The Infrastructure Gap
True, Ghana has seen some progress. Our shores are now linked to submarine cables like MainOne, ACE, and GLO-1, pumping internet capacity into the country. But the tragedy lies inland.
It’s like building a highway to the city and forgetting to add roads to the villages. Large parts of Ghana still depend on microwave transmission instead of fiber. It’s unreliable and expensive.
And then there’s our old friend, dumsor.
With power as unpredictable as a trotro’s destination sign, ISPs must invest in backup generators just to stay online. They burn diesel while we burn data, both at high cost.
The Policy Disconnect
On paper, Ghana’s digital ambitions are bold. The National Broadband Infrastructure Plan and Digital Transformation Agenda promise inclusion, speed, and affordability. But on the ground, our wallets tell another story.

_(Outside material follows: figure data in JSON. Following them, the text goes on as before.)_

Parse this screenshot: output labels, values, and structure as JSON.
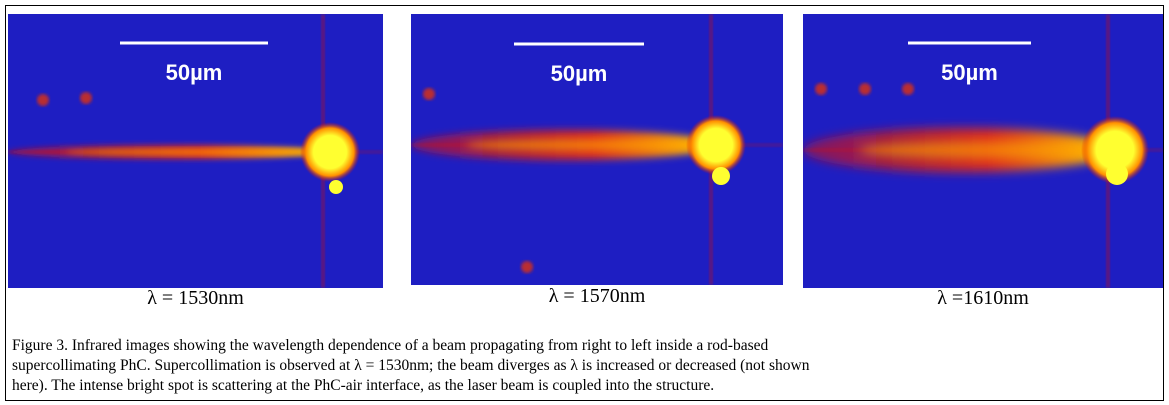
{
  "panels": [
    {
      "scale_label": "50µm",
      "wavelength_label": "λ = 1530nm"
    },
    {
      "scale_label": "50µm",
      "wavelength_label": "λ = 1570nm"
    },
    {
      "scale_label": "50µm",
      "wavelength_label": "λ =1610nm"
    }
  ],
  "caption": {
    "lines": [
      "Figure 3. Infrared images showing the wavelength dependence of a beam propagating from right to left inside a rod-based",
      "supercollimating PhC. Supercollimation is observed at λ = 1530nm; the beam diverges as λ is increased or decreased (not shown",
      "here). The intense bright spot is scattering at the PhC-air interface, as the laser beam is coupled into the structure."
    ]
  }
}
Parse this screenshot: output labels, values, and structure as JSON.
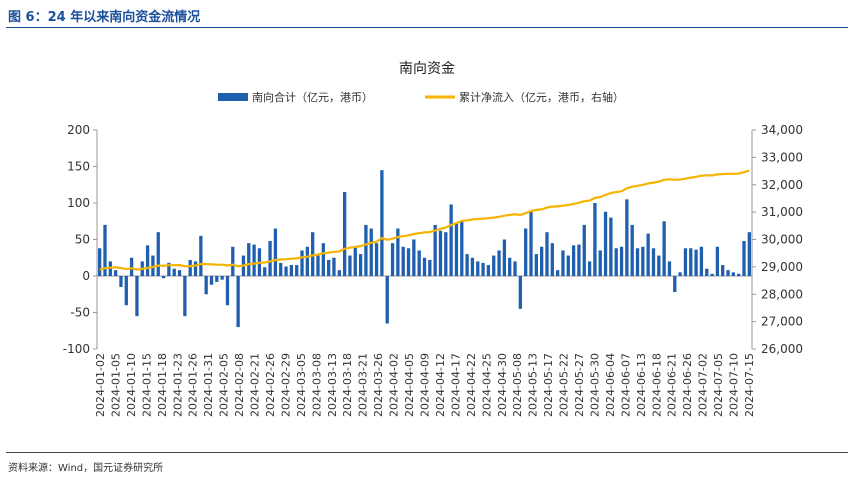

Somewhere between policy and practice, the wires get crossed. Taxes and fees pile up, import duties, communication service levies, spectrum charges. Like a wedding with too many committees, everyone takes their share before the bride walks down the aisle.
By the time the internet reaches the average Ghanaian, it’s been taxed, marked-up, and sanctified, expensive, slow, and wrapped in red tape.
A Global Comparison That Stings
If you think this is normal, take a quick look around the world.
In the United States, it’s $0.08 per Mbps.
In India and Brazil, around $0.07.
Even Vietnam and China, once worlds apart from us economically, hover near $0.05.
So here we are, paying more than thirty times what others pay for the same thing. Thirty times! If the internet were fufu, Ghanaians would be eating it in teaspoons.
It’s a quiet injustice, one that hurts innovation, education, and the simple joy of being connected.
Who Pays the Price?
The victims are not hard to find. They are the students who can’t join online classes because their bundle ran out mid-lecture. The small business owner whose virtual meeting keeps freezing. The startups trying to upload an app that never loads.
It’s not just about expensive data, it’s about lost opportunity.
In this economy, where the internet equals access, Ghana’s pricing has become the gatekeeper.
We speak grandly of digital inclusion, yet our broadband bill quietly excludes thousands.
What Can Be Done
The way forward is not hidden in the clouds. It’s right here on the ground.
We must:
- Open up our fiber networks, let new players in, break the monopoly, and allow fair competition.
- Rethink our tax regime. The internet is a public utility, not a luxury. If we tax it like champagne, only the rich will drink.
- Encourage partnerships that expand connectivity beyond Accra and Kumasi. Let the farmer in Kintampo stream weather forecasts without breaking the bank.
- Regulate with courage. The NCA must not only issue licenses but also ensure pricing transparency and fair play.
Emerging options like Starlink might offer new hope. If encouraged, they could shake up the market and make existing providers rethink their business models. For once, competition might do what regulation could not, bring relief to the ordinary Ghanaian.

The Bottom Line
Connectivity today is as essential as electricity or clean water. Yet, in Ghana, it remains a costly privilege. We talk about the “Digital Ghana” dream, but the price of entry is simply too high for most citizens.
Until we confront the forces behind our broadband pricing, the monopolies, the taxes, the inefficiencies, our vision of a connected nation will remain a mirage shimmering on the data highway.
So, as we boast of fintech revolutions and e-government portals, let us pause to ask:
Why should Ghanaians pay one of the world’s highest prices just to stay connected to the world they helped build?
Because when the cost of connection becomes a wall, the digital promise turns into a whisper, heard only by those who can afford it.